The Secretary thereupon, by order of June 2, 1938, reopened the original proceedings which had resulted in the challenged order of June 14, 1933. He directed that the 'Proceedings, Findings of Fact, Conclusion, and Order' of June 14, 1933, be served upon the appellee market agencies as his tentative findings and order, with an opportunity for appellees to file exceptions to them and to make oral argument upon the exceptions This action was followed, June 11, 1938, by the present proceeding, begun by motion of appellants in the district court to stay further proceedings there and to direct the clerk of the court to retain the impounded funds until such time as the Secretary, proceeding with due expedition, should have entered a final order in the proceedings reopened by him. This motion was denied, and from the order of the district court granting a counter-motion by appellees to distribute the fund among them, the case comes here on appeal.1 § 316 of the Packers and Stock yards Act, 42 Stat. 168, 7 U.S.C. § 217, 7 U.S.C.A. § 217; 38 Stat. 220, 28 U.S.C. §§ 47, 47a, 28 U.S.C.A. § 47, 47a; § 238(5) of the Judicial Code, 28 U.S.C. § 345(5), 28 U.S.C.A. § 345(5). This Court has stayed and superseded the order of the district court pending appeal. 305 U.S. 562, 59 S.Ct. 85, 83 L.Ed. —-. October 10, 1938.

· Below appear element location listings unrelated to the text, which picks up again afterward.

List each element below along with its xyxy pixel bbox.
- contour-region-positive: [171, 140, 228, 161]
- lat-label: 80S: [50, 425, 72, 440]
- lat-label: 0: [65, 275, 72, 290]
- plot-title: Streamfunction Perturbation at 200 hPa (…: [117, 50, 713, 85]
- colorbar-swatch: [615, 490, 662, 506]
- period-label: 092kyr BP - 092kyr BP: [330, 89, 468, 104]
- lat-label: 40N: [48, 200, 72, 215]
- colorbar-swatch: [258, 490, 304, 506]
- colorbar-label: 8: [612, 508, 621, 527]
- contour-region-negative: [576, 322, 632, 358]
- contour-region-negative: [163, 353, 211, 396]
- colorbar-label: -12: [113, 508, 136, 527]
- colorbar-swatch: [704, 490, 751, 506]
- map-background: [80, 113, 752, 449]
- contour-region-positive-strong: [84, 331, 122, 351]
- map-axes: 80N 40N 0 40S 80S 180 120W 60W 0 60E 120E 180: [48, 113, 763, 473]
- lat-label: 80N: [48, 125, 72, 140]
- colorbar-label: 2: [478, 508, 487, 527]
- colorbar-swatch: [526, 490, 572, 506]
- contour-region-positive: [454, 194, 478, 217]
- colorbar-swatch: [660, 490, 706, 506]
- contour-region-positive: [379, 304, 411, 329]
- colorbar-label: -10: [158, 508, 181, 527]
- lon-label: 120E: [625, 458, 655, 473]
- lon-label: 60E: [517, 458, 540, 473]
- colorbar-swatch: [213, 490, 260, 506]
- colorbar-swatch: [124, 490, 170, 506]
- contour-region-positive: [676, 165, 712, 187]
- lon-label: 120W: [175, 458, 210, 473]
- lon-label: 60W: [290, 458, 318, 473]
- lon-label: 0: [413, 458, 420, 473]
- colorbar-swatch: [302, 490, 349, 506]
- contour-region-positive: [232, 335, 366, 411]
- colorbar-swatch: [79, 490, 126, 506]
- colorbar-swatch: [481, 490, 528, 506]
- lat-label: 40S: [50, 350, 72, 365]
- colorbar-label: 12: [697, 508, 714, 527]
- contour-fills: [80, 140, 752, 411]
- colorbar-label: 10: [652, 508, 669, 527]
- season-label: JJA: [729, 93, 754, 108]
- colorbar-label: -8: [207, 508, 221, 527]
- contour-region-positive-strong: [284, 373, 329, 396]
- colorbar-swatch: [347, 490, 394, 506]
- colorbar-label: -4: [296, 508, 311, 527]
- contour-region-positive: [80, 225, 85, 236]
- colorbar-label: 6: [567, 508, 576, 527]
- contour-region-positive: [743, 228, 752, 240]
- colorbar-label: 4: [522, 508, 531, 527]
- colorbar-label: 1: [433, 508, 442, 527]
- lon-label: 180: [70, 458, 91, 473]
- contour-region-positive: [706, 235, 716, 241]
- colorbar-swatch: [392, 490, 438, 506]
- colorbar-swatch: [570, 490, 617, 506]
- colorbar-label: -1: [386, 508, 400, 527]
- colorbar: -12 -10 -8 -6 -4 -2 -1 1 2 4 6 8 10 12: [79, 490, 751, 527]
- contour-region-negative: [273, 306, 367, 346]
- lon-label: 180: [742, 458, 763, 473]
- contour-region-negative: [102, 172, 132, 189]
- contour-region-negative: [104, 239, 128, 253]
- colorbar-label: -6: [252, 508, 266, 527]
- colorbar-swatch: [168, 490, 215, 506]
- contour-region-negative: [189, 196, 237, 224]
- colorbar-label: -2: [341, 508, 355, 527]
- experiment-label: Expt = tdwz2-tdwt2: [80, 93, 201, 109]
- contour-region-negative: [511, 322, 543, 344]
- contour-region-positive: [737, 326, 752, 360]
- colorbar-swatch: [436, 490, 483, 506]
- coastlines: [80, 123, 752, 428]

The district court held that the fund should presently be distributed to appellees, both because the Secretary is without authority under the Act to make any order prescribing rates and charges which will be effective as of June 14, 1933, the date of his original order, and because it construed the terms of its own restraining order as requiring distribution of the fund to appellees on the final determination by this Court that the Secretary's order of June 14, 1933, was invalid. Thus, as a result of the litigation, the district court has twice sustained the determination of the Secretary that the rates prescribed by him, on the basis of voluminous evidence, were reasonable; but because of this Court's decision that the Secretary had failed to observe the statutory requirement of a full hearing, we have never reviewed that determination. The question now arises whether upon a redetermination of that issue by the Secretary the district court will have, and should exercise, the power to order distribution of the impounded fund in conformity to his determination by directing that so much, if any, of the amounts paid into court as exceeds the rates ultimately determined upon appropriate review of the Secretary's findings to be just and reasonable be returned to those who have paid them. This issue must be decided now, for unless the court will have such power there is no occasion to retain the fund pending further proceedings before the Secretary, and distribution of it must be made as the district court has directed.

Decision turns on the meaning and application of the provisions of the Packers and Stockyards Act, construed in the light of its dominant purpose to secure to patrons of the stockyards prescribed stockyard services at just and reasonable rates, and upon the authority and duty of the district court to effectuate that purpose in making disposition of the fund. Section 304 of the Act requires every stockyard owner and market agency to furnish non-discriminatory and reasonable stockyard services, and § 305 declares that 'All rates or charges made for any stockyard services furnished at a stockyard by a stockyard owner or market agency shall be just, reasonable, and non-discriminatory, and any unjust, unreasonable, or discriminatory rate or charge is prohibited and declared to be unlawful'. Section 307 makes a like requirement as to regulations and practices in respect to furnishing stockyard services. Section 306 makes it the duty of stockyard owners and market agencies to file with the Secretary a schedule of rates for stockyard services and to charge and collect such rates, unless they are set aside by appropriate action of the Secretary or changed by the filing of new rates as authorized by the section. Section 308(a) provides that any stockyard owner or market agency violating any of the previously mentioned sections shall be liable to the persons injured to the full extent of the damage sustained. Section 308(b) provides for enforcement of such liability either by complaint to the Secretary or by suit in any district court, and concludes with the declaration that 'this section shall not in any way abridge or alter the remedies now existing at common law or by statute, but the provisions of this (chapter) act are in addition to such remedies.' Section 310 authorizes the Secretary 'after full hearing' on complaint, or on his own initiative, to prescribe just and reasonable rates for the future.

Appellees insist that notwithstanding the command of § 305 that all rates shall be 'just, reasonable, and non-discriminatory', its mandate is effective only so far as implemented by the other sections of the Act; that except in a reparation case the statute forbids the Secretary to make orders affecting completed transactions, and that acting on his own initiative, as he does here, he can fix rates for the future only. They point out that under § 309(a) and (e) and § 310, any person aggrieved may, on petition to the Secretary, seek damages for the exaction of an unreasonable rate in the past, the naming of a new rate for the future, or both, but that when the Secretary institutes such proceedings on his own motion he is precluded by § 309(c) from making any order for the payment of money. As the original proceeding here and the action of the Secretary in reopening it were taken on his own motion, the conclusion is drawn that there can be no legal warrant for restitution of the impounded moneys to the patrons of the market agencies, even though the Secretary shall now determine, on evidence and by proper procedure, that the scheduled rates exceeded the reasonable rate prescribed by § 305.